Where do Julia users see it fitting in among scientific computing languages?
Looks like roughly a cross between C and Fortran with a few improvements like not needing header files. The other major feature described is that pointer reference and dereference operations are done automatically for you a lot of the time, which doesn’t seem like all that big a win to me. The fact that the language has first class arrays and pointers that belong to them and are bounds checked is nice. The syntax choices like allowing anything at all to separate function arguments, seem kind of dubious. Overall this would certainly have been a pleasant improvement on C/Fortran for array programming in 1993.
There is little room for a static general programming language designed for scientific computation in 2020. C/Fortran/C++ already do a good job at providing minimal abstraction and optimizing numerical programs. Making the syntax prettier doesn’t make much sense.
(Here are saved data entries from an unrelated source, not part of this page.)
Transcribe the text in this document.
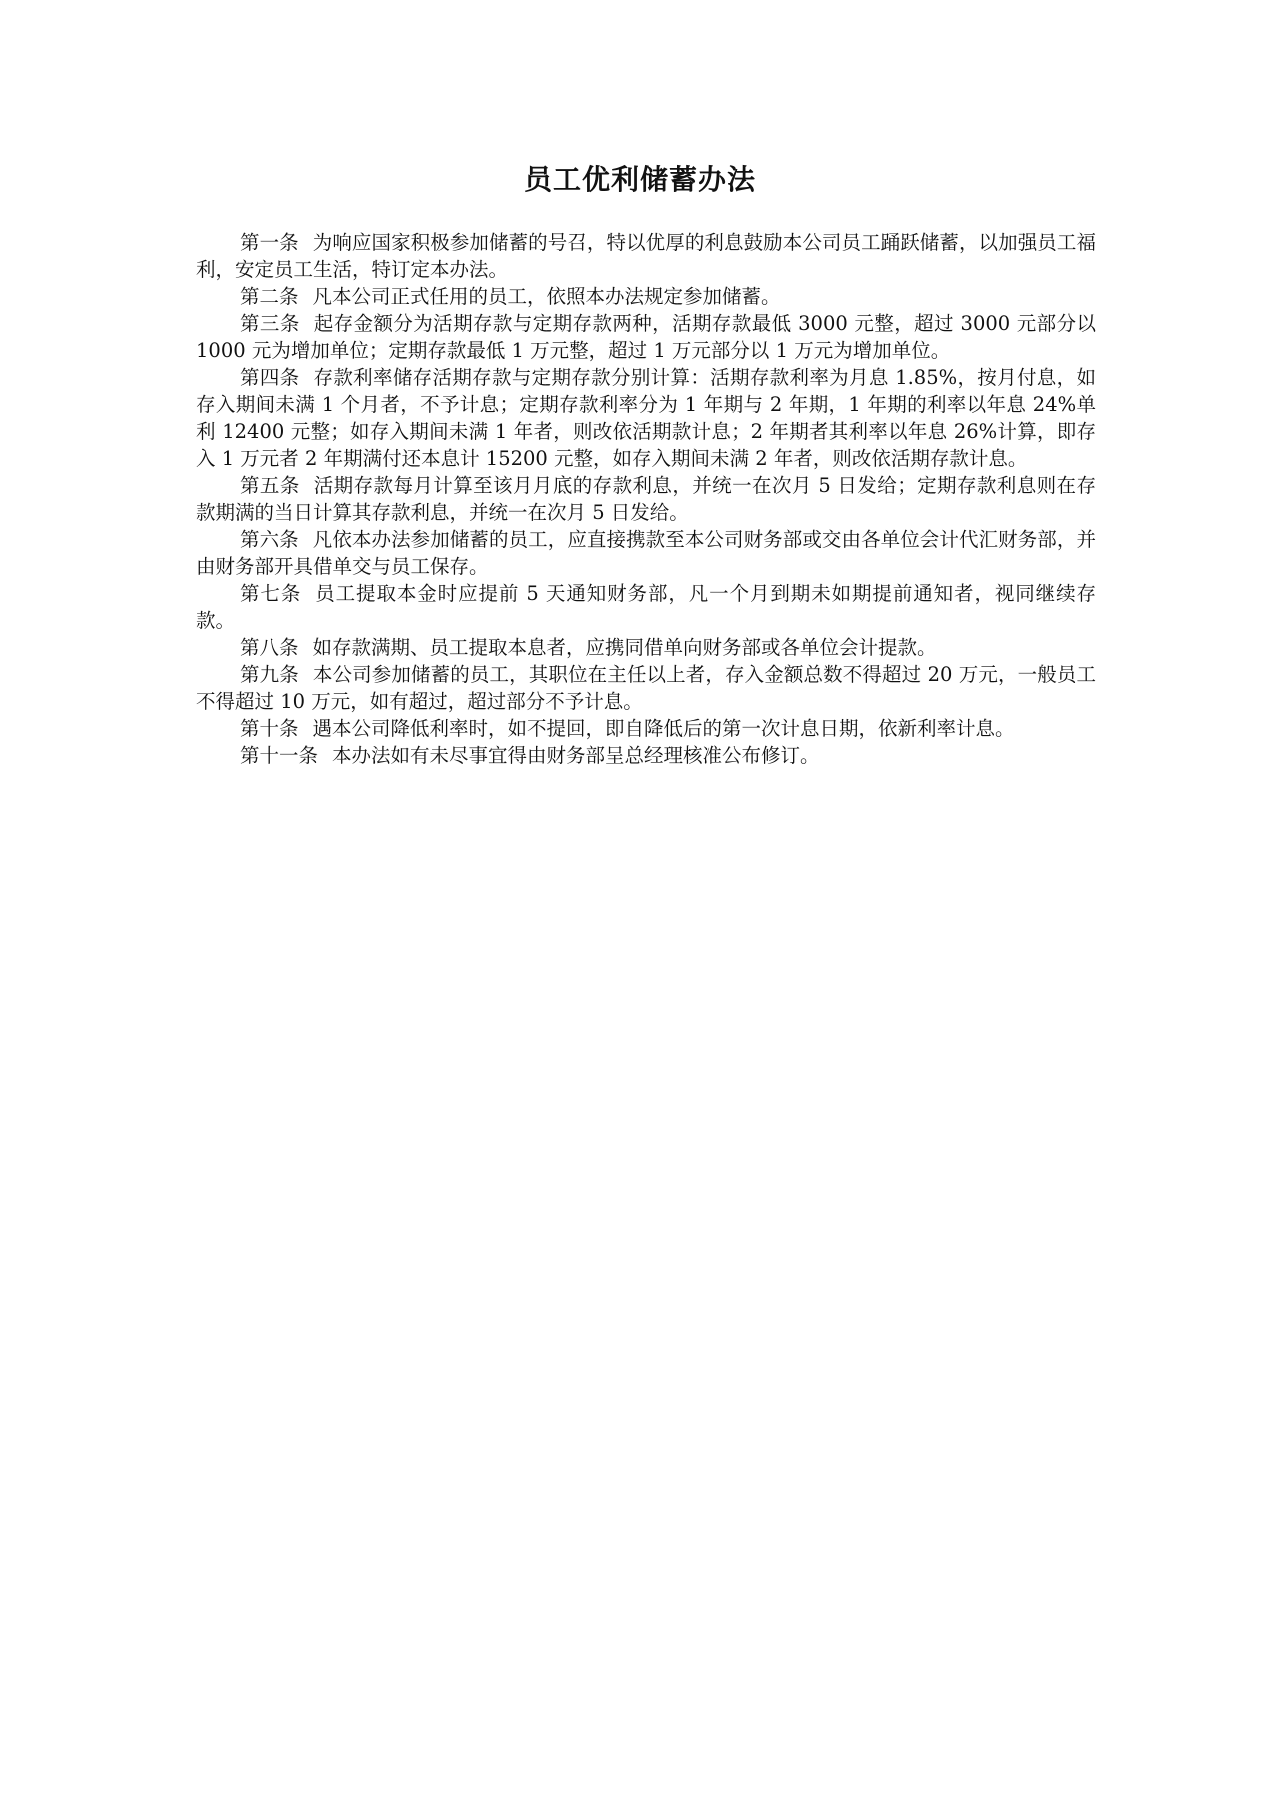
员工优利储蓄办法

第一条 为响应国家积极参加储蓄的号召，特以优厚的利息鼓励本公司员工踊跃储蓄，以加强员工福利，安定员工生活，特订定本办法。

第二条 凡本公司正式任用的员工，依照本办法规定参加储蓄。

第三条 起存金额分为活期存款与定期存款两种，活期存款最低 3000 元整，超过 3000 元部分以 1000 元为增加单位；定期存款最低 1 万元整，超过 1 万元部分以 1 万元为增加单位。

第四条 存款利率储存活期存款与定期存款分别计算：活期存款利率为月息 1.85%，按月付息，如存入期间未满 1 个月者，不予计息；定期存款利率分为 1 年期与 2 年期，1 年期的利率以年息 24%单利 12400 元整；如存入期间未满 1 年者，则改依活期款计息；2 年期者其利率以年息 26%计算，即存入 1 万元者 2 年期满付还本息计 15200 元整，如存入期间未满 2 年者，则改依活期存款计息。

第五条 活期存款每月计算至该月月底的存款利息，并统一在次月 5 日发给；定期存款利息则在存款期满的当日计算其存款利息，并统一在次月 5 日发给。

第六条 凡依本办法参加储蓄的员工，应直接携款至本公司财务部或交由各单位会计代汇财务部，并由财务部开具借单交与员工保存。

第七条 员工提取本金时应提前 5 天通知财务部，凡一个月到期未如期提前通知者，视同继续存款。

第八条 如存款满期、员工提取本息者，应携同借单向财务部或各单位会计提款。

第九条 本公司参加储蓄的员工，其职位在主任以上者，存入金额总数不得超过 20 万元，一般员工不得超过 10 万元，如有超过，超过部分不予计息。

第十条 遇本公司降低利率时，如不提回，即自降低后的第一次计息日期，依新利率计息。

第十一条 本办法如有未尽事宜得由财务部呈总经理核准公布修订。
I think one future direction of the scientific computation is to do more code generation and micro optimization, which is not quite well studied and doable before the widespread of LLVM. We already know how to design a optimized program in a static type system. However, for some specific problems it would be helpful to spend some time to compile a specialized code and apply some special transformation. Traditionally this is done by some DSLs. But DSL doesn’t share a common internal IR, which is not composable. In Julia, optimizations can be provided as a library function or macro, e.g. LoopVectorization.jl, so they act just like a compiler pass, which lowers the threshold for people to optimize their codes.